A couple of days later I walked that trail again and could smell death all around. At least two bodies lay decaying in the hills of the valley. It was not a smell you would mistake. It saddened me to know that the little joey’s mum was probably one of them. For a while I couldn’t walk that way again.The reality was just too visceral.

For a couple of weeks the Kangaroo Sanctuary sent me regular photos and news of dear little Amos. He was healthy and had even started to grow some hair! And then, a week before we departed on our trip to the Southern Ocean, a message from the Sanctuary…Amos had suddenly declined and within less than two days had died. They told me this is the way it happens.

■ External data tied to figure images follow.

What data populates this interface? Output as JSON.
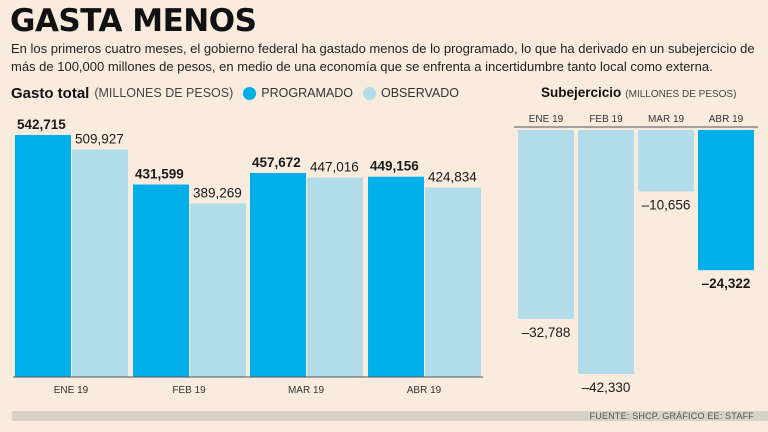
{
  "title": "GASTA MENOS",
  "subtitle": "En los primeros cuatro meses, el gobierno federal ha gastado menos de lo programado, lo que ha derivado en un subejercicio de más de 100,000 millones de pesos, en medio de una economía que se enfrenta a incertidumbre tanto local como externa.",
  "source": "FUENTE: SHCP. GRÁFICO EE: STAFF",
  "colors": {
    "programado": "#00aeea",
    "observado": "#b3dceb",
    "background": "#f9ecdf"
  },
  "chart_data": [
    {
      "type": "bar",
      "title": "Gasto total",
      "units": "(MILLONES DE PESOS)",
      "legend": [
        "PROGRAMADO",
        "OBSERVADO"
      ],
      "categories": [
        "ENE 19",
        "FEB 19",
        "MAR 19",
        "ABR 19"
      ],
      "series": [
        {
          "name": "PROGRAMADO",
          "values": [
            542715,
            431599,
            457672,
            449156
          ],
          "labels": [
            "542,715",
            "431,599",
            "457,672",
            "449,156"
          ]
        },
        {
          "name": "OBSERVADO",
          "values": [
            509927,
            389269,
            447016,
            424834
          ],
          "labels": [
            "509,927",
            "389,269",
            "447,016",
            "424,834"
          ]
        }
      ],
      "ylim": [
        0,
        542715
      ]
    },
    {
      "type": "bar",
      "title": "Subejercicio",
      "units": "(MILLONES DE PESOS)",
      "categories": [
        "ENE 19",
        "FEB 19",
        "MAR 19",
        "ABR 19"
      ],
      "values": [
        -32788,
        -42330,
        -10656,
        -24322
      ],
      "labels": [
        "–32,788",
        "–42,330",
        "–10,656",
        "–24,322"
      ],
      "ylim": [
        -42330,
        0
      ]
    }
  ]
}
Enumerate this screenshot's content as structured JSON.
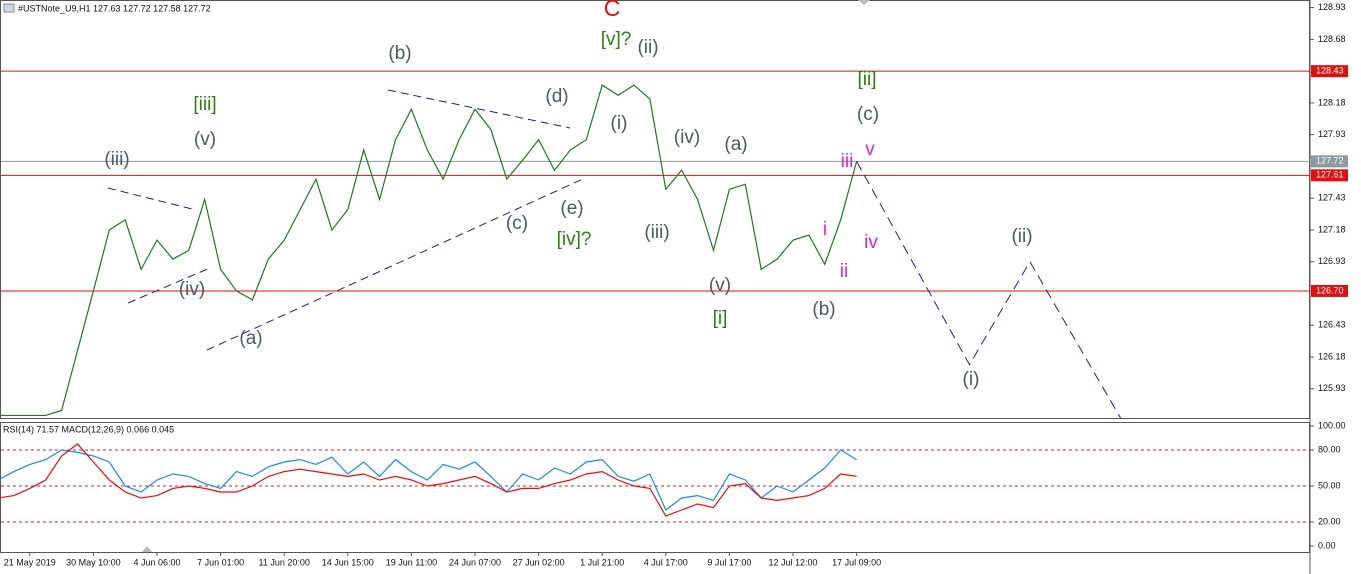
{
  "chart_data": [
    {
      "type": "line",
      "title": "#USTNote_U9,H1  127.63 127.72 127.58 127.72",
      "categories": [
        null,
        null,
        "21 May 2019",
        null,
        null,
        null,
        "30 May 10:00",
        null,
        null,
        null,
        "4 Jun 06:00",
        null,
        null,
        null,
        "7 Jun 01:00",
        null,
        null,
        null,
        "11 Jun 20:00",
        null,
        null,
        null,
        "14 Jun 15:00",
        null,
        null,
        null,
        "19 Jun 11:00",
        null,
        null,
        null,
        "24 Jun 07:00",
        null,
        null,
        null,
        "27 Jun 02:00",
        null,
        null,
        null,
        "1 Jul 21:00",
        null,
        null,
        null,
        "4 Jul 17:00",
        null,
        null,
        null,
        "9 Jul 17:00",
        null,
        null,
        null,
        "12 Jul 12:00",
        null,
        null,
        null,
        "17 Jul 09:00"
      ],
      "series": [
        {
          "color": "#1f7a1f",
          "values": [
            125.72,
            125.72,
            125.72,
            125.72,
            125.76,
            126.23,
            126.7,
            127.18,
            127.26,
            126.87,
            127.1,
            126.95,
            127.02,
            127.42,
            126.87,
            126.7,
            126.63,
            126.95,
            127.1,
            127.34,
            127.58,
            127.18,
            127.34,
            127.81,
            127.42,
            127.89,
            128.13,
            127.81,
            127.58,
            127.89,
            128.13,
            127.97,
            127.58,
            127.73,
            127.89,
            127.65,
            127.81,
            127.89,
            128.32,
            128.24,
            128.32,
            128.21,
            127.5,
            127.65,
            127.42,
            127.02,
            127.5,
            127.54,
            126.87,
            126.95,
            127.1,
            127.14,
            126.91,
            127.26,
            127.72
          ]
        }
      ],
      "projection": {
        "color": "#1a237e",
        "x": [
          54,
          61.1,
          64.9,
          70.6
        ],
        "values": [
          127.72,
          126.12,
          126.93,
          125.7
        ]
      },
      "ylim": [
        125.7,
        128.99
      ],
      "yticks": [
        128.93,
        128.68,
        128.18,
        127.93,
        127.43,
        127.18,
        126.93,
        126.43,
        126.18,
        125.93
      ],
      "levels": [
        {
          "value": 128.43,
          "label": "128.43",
          "color": "#e01010"
        },
        {
          "value": 127.72,
          "label": "127.72",
          "color": "#8c9aa0"
        },
        {
          "value": 127.61,
          "label": "127.61",
          "color": "#e01010"
        },
        {
          "value": 126.7,
          "label": "126.70",
          "color": "#e01010"
        }
      ],
      "annotations": [
        {
          "text": "C",
          "color": "#e01010"
        },
        {
          "text": "[v]?",
          "color": "#2e7d12"
        },
        {
          "text": "(ii)",
          "color": "#4a5a60"
        },
        {
          "text": "(b)",
          "color": "#4a5a60"
        },
        {
          "text": "[iii]",
          "color": "#2e7d12"
        },
        {
          "text": "(v)",
          "color": "#4a5a60"
        },
        {
          "text": "(iii)",
          "color": "#4a5a60"
        },
        {
          "text": "(d)",
          "color": "#4a5a60"
        },
        {
          "text": "(i)",
          "color": "#4a5a60"
        },
        {
          "text": "(iv)",
          "color": "#4a5a60"
        },
        {
          "text": "(a)",
          "color": "#4a5a60"
        },
        {
          "text": "[ii]",
          "color": "#2e7d12"
        },
        {
          "text": "(c)",
          "color": "#4a5a60"
        },
        {
          "text": "iii",
          "color": "#e020e0"
        },
        {
          "text": "v",
          "color": "#e020e0"
        },
        {
          "text": "i",
          "color": "#e020e0"
        },
        {
          "text": "iv",
          "color": "#e020e0"
        },
        {
          "text": "ii",
          "color": "#e020e0"
        },
        {
          "text": "(iv)",
          "color": "#4a5a60"
        },
        {
          "text": "(a)",
          "color": "#4a5a60"
        },
        {
          "text": "(c)",
          "color": "#4a5a60"
        },
        {
          "text": "(e)",
          "color": "#4a5a60"
        },
        {
          "text": "[iv]?",
          "color": "#2e7d12"
        },
        {
          "text": "(iii)",
          "color": "#4a5a60"
        },
        {
          "text": "(v)",
          "color": "#4a5a60"
        },
        {
          "text": "[i]",
          "color": "#2e7d12"
        },
        {
          "text": "(b)",
          "color": "#4a5a60"
        },
        {
          "text": "(ii)",
          "color": "#4a5a60"
        },
        {
          "text": "(i)",
          "color": "#4a5a60"
        }
      ]
    },
    {
      "type": "line",
      "title": "RSI(14) 71.57 MACD(12,26,9) 0.066 0.045",
      "series": [
        {
          "color": "#1e88e5",
          "values": [
            55,
            62,
            68,
            72,
            80,
            78,
            75,
            70,
            50,
            45,
            55,
            60,
            58,
            52,
            48,
            62,
            58,
            66,
            70,
            72,
            68,
            74,
            60,
            70,
            58,
            72,
            62,
            55,
            68,
            64,
            70,
            58,
            45,
            60,
            55,
            65,
            60,
            70,
            72,
            58,
            54,
            60,
            30,
            40,
            42,
            38,
            60,
            55,
            40,
            50,
            45,
            55,
            65,
            80,
            72
          ]
        },
        {
          "color": "#e01010",
          "values": [
            40,
            42,
            48,
            55,
            75,
            85,
            70,
            55,
            45,
            40,
            42,
            48,
            50,
            48,
            45,
            45,
            50,
            58,
            62,
            64,
            62,
            60,
            58,
            60,
            55,
            58,
            55,
            50,
            52,
            55,
            58,
            52,
            45,
            48,
            48,
            52,
            55,
            60,
            62,
            55,
            50,
            48,
            25,
            30,
            35,
            32,
            50,
            52,
            40,
            38,
            40,
            42,
            48,
            60,
            58
          ]
        }
      ],
      "ylim": [
        0,
        100
      ],
      "yticks": [
        {
          "value": 100,
          "label": "100.00"
        },
        {
          "value": 80,
          "label": "80.00"
        },
        {
          "value": 50,
          "label": "50.00"
        },
        {
          "value": 20,
          "label": "20.00"
        },
        {
          "value": 0,
          "label": "0.00"
        }
      ]
    }
  ]
}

Mostly they survive, but when they die, it is sudden, and for no apparent reason they can identify.

Can you see the difference, the photo on the left was about three weeks after the one on the right–hair!

I could scarcely believe how much I had bonded with little Amos and how very sad I was that his life had ceased. I cried off and on all day when I found out. It was probably just as well that I couldn’t allow myself too much time to grieve because we had to prepare for the trip.

There has been so much sadness and hardship in the world since then, that I have not wanted to write this to you. Putting another sad thing out into the world seemed unnecessary, and probably still is, so I apologise. I kept waiting and hoping there would come some kind of clarity to me for the reason I would be chosen to save the tiny life and then have it taken away again. None came.

And then I remembered what Tahnee at the Sanctuary had said to me ‘You can take comfort in knowing he was safe and loved when he passed.’ His end was not violent, it was quiet and warm and in loving care. 

Sometimes there are just no other reasons, there is just love.